If you just want the TLDR:
1. Check that the size of your image is 1200 x 630 and ideally below 1 megabyte (not sure what the exact limit is as it is not mentioned anywhere - below this number has worked for me)
2. Change the name of the route of the URL you are trying to share to make Twitter think this is a new route
Opengraph is very easy. Define a route, style the component and we're good. However, my biggest struggle with opengraph images was X's cache. Once upon a time I was asked to create an opengraph image for an important URL linking to Julius' blog for a Founding Product Designer role. The "hardcoded" .png format image and specifying it inside of the individual route's metadata took 2 minutes. However, I committed a few mistakes that are barely mentioned anywhere on the web:
Posted the URL beforehand to see how it looks currently. Twitter cached the image related to the URL.

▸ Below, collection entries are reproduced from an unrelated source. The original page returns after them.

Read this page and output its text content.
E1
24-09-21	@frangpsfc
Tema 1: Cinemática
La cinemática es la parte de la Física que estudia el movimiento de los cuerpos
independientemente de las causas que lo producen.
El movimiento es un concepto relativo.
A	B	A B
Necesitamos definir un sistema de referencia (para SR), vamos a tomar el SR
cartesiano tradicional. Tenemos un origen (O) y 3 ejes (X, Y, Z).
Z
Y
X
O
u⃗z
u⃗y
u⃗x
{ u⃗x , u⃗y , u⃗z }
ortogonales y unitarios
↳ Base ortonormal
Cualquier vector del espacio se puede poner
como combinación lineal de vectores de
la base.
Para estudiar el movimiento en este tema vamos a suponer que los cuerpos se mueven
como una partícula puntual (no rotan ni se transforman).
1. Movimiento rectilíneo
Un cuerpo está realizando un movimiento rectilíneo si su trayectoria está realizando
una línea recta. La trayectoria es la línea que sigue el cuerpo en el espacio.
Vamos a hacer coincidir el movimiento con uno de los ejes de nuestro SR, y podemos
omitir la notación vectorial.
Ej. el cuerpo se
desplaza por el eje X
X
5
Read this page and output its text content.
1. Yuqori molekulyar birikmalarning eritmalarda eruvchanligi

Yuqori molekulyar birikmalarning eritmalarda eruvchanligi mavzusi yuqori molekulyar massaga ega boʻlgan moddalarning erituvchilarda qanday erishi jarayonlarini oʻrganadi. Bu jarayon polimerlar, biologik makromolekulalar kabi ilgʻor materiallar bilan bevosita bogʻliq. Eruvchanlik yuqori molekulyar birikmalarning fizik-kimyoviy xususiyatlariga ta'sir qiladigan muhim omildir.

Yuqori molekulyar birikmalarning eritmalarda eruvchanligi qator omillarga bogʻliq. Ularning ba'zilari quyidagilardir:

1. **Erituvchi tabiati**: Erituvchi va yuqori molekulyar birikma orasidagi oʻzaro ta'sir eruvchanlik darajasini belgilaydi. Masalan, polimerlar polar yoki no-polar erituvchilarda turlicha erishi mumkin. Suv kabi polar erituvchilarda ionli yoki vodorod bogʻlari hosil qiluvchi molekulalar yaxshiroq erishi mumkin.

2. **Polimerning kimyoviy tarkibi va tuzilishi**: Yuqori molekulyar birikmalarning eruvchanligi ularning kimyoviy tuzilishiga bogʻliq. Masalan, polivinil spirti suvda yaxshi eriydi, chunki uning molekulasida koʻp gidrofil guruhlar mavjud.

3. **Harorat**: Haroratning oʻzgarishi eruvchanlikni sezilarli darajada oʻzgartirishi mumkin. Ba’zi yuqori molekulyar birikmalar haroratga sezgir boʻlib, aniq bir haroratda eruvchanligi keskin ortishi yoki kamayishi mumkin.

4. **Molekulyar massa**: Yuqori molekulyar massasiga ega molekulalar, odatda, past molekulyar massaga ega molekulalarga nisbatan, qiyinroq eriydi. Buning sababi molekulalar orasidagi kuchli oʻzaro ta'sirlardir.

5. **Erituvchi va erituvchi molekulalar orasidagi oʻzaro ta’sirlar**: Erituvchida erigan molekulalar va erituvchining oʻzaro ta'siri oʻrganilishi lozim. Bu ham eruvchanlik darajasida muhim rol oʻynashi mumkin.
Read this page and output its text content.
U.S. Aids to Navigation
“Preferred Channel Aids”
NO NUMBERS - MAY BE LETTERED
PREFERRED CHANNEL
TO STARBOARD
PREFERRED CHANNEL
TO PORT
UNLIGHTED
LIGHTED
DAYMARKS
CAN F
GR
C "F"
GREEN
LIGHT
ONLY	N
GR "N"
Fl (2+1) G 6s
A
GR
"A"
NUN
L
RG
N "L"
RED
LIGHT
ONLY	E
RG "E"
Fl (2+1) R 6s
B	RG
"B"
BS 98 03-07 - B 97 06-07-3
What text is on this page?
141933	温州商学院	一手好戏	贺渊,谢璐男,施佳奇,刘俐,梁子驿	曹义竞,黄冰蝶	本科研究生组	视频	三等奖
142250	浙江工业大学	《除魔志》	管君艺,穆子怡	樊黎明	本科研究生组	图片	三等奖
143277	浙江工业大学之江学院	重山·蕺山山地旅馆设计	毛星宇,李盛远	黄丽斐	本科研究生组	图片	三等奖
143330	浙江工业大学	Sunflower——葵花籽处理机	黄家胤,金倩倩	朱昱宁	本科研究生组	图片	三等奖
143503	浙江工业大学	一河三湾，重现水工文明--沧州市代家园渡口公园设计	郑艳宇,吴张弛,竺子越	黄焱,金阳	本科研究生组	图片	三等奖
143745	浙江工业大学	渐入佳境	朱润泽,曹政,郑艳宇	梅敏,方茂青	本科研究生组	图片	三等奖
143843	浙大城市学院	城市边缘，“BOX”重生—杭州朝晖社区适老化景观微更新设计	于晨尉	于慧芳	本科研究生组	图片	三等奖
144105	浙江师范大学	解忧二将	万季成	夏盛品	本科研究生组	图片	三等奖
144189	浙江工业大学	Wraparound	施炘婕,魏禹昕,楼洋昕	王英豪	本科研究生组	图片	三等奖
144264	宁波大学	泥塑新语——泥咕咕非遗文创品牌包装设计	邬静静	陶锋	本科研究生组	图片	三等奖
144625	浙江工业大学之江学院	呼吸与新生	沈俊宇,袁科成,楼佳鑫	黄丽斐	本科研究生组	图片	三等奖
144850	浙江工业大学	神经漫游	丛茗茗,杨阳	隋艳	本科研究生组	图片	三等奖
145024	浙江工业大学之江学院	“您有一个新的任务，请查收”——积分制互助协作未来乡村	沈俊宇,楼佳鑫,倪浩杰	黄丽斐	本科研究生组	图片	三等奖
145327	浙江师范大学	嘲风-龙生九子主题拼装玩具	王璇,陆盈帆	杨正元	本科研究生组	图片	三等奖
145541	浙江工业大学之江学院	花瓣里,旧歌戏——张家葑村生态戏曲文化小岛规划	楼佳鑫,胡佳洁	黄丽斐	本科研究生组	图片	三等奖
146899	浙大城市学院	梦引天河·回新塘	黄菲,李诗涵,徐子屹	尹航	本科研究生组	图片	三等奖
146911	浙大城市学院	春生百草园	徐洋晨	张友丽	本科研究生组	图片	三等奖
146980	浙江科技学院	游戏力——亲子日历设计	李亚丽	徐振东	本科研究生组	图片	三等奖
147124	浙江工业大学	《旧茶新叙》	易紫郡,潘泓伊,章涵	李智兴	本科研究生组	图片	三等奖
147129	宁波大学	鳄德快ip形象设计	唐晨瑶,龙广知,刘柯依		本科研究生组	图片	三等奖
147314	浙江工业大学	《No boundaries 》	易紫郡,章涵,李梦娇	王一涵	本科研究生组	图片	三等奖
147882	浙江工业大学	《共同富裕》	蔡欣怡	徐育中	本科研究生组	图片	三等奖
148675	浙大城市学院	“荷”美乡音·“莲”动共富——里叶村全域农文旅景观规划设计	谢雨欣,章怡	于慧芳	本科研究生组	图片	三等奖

Did not check the size of the image. No one cares about opengraph image sizes - except for Twitter. I had a 9000(ish) by 7000(ish) resolution and a total size of about 7 megabytes. Turns out opengraph image won't work with Twitter above a certain size. Reducing it to the standard opengraph size of 1,200 x 630 did the trick.
I spent 4 hours trying to hunt down why was it not updating on Twitter. I redeployed the site multiple times after reducing the size of the image. The image finally worked on my dev deployment. But production still did not show an image. The final boss was to invalidate the cache by renaming my route to something slightly different to create a new cache for a new URL.